Surge in recent years reflects the increasing involvement of organized crime.
Illegal trade in ivory is at its highest levels in nearly two decades, and 2011 witnessed a ‘major surge’, according to a report released last month by the Convention on International Trade in Endangered Species of Wild Fauna and Flora (CITES).
The findings, largely based on ivory seizure information submitted by governments, will be presented and discussed at the 16th meeting of the Conference of the Parties to CITES to be held in Bangkok, Thailand from 3 to 14 March 2013.

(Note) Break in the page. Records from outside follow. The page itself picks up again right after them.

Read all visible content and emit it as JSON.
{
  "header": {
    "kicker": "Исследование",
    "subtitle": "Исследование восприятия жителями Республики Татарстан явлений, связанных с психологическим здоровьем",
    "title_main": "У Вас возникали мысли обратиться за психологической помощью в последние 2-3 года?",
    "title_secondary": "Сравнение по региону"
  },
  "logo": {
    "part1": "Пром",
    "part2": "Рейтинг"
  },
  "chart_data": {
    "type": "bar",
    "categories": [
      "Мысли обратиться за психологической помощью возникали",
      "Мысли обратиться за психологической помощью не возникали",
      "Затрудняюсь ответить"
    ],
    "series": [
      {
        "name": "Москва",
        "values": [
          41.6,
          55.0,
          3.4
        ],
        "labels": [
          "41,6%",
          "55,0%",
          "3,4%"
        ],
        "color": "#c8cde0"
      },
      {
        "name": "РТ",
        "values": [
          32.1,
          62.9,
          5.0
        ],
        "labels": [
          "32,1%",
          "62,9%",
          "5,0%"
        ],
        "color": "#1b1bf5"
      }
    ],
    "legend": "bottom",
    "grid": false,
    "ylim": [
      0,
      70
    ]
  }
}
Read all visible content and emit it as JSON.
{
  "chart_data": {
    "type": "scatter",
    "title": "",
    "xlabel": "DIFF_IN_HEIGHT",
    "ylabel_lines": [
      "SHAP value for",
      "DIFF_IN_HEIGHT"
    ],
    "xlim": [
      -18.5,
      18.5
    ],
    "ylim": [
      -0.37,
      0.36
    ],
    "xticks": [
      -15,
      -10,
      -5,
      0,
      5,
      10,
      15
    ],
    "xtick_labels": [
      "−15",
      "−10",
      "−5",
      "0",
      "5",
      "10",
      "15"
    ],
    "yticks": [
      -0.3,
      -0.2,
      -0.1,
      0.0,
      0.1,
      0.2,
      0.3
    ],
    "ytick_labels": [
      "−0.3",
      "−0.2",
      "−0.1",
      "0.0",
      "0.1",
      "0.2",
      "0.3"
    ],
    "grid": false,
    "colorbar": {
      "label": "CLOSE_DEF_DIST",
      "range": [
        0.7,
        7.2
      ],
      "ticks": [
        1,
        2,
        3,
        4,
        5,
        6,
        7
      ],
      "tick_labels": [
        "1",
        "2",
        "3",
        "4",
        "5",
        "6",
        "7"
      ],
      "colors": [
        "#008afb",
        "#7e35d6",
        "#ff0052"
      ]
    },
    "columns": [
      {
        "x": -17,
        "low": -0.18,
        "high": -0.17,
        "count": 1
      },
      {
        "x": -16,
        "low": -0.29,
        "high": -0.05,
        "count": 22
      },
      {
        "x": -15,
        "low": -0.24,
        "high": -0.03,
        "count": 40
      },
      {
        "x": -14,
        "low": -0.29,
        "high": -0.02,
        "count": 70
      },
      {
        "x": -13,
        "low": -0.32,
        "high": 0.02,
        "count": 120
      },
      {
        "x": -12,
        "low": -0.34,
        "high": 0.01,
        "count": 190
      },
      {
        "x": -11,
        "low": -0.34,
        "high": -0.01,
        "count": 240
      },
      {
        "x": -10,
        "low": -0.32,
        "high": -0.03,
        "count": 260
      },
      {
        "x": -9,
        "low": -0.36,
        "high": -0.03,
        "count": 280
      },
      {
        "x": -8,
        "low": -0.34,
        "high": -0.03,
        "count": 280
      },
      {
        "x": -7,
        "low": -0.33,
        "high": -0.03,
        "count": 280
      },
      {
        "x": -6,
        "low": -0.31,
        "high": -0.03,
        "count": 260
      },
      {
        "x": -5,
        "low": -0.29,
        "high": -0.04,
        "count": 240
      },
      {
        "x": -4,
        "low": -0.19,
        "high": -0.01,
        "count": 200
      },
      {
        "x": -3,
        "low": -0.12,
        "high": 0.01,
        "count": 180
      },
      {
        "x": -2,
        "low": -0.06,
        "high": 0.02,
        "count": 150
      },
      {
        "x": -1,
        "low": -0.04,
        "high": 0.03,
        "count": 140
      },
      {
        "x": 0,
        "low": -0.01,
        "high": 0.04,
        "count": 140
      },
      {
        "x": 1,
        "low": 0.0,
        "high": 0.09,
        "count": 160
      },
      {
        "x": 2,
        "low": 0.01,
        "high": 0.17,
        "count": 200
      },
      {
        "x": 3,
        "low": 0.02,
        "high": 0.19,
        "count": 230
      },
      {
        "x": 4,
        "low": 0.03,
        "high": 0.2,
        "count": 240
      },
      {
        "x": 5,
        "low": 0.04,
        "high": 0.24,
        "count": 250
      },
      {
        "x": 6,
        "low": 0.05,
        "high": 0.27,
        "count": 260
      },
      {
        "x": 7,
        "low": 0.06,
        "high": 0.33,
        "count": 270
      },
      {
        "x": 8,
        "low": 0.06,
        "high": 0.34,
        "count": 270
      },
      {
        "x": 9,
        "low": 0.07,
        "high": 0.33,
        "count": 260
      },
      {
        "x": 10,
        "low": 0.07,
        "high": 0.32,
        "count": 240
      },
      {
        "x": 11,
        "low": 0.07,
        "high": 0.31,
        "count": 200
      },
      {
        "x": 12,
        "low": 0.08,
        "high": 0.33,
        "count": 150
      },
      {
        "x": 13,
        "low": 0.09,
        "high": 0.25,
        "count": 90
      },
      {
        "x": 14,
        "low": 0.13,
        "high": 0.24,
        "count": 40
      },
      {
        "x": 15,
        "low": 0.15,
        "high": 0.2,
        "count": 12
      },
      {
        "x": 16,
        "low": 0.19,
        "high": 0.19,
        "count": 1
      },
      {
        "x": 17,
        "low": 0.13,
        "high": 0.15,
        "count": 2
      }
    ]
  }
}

The report analyzes data from the Elephant Trade Information System (ETIS) managed by the wildlife trade monitoring organization known as TRAFFIC. In 2011 alone, there were 17 large-scale ivory seizures — more than double the highest previous figure of eight, in 2009, and totaling an estimated 26.4 tons of ivory. Complete figures are not yet available for 2012.
“The remarkable surge in recent years reflects the increasing involvement of organized crime syndicates in the illegal ivory trade,” said Tom Milliken, lead author of the report to CITES.
Commenting on the critical situation currently facing African elephants, the CITES Secretary-General, Mr. John E. Scanlon, said: “We need to enhance our collective efforts across range, transit and consumer States to reverse the current disturbing trends in elephant poaching and ivory smuggling.”
According to the report, the most important end use markets driving illegal ivory trade are in Asia.
Trade patterns have shifted to Indian Ocean seaports. With unprecedented frequency, large-scale ivory shipments have either been seized in Kenya and the United Republic of Tanzania or exited Africa through ports in those countries. South Africa is also a country of concern for large flows of ivory, according to the ETIS report.
According to the report, ivory traffickers appear to be targeting Malaysia, along with the Philippines, Hong Kong and Viet Nam, as key transit points along the smuggling chain.
The critical situation demonstrates the urgent need to implement and monitor the African Elephant Action Plan, created by all African Elephant range States under the auspices of CITES in 2010.
The United States is committed to working with its international partners to protect Africa’s endangered elephants, and is currently working with countries in the Horn of Africa and central Africa to develop regional wildlife enforcement networks to strengthen and coordinate efforts to halt the illegal wildlife trade.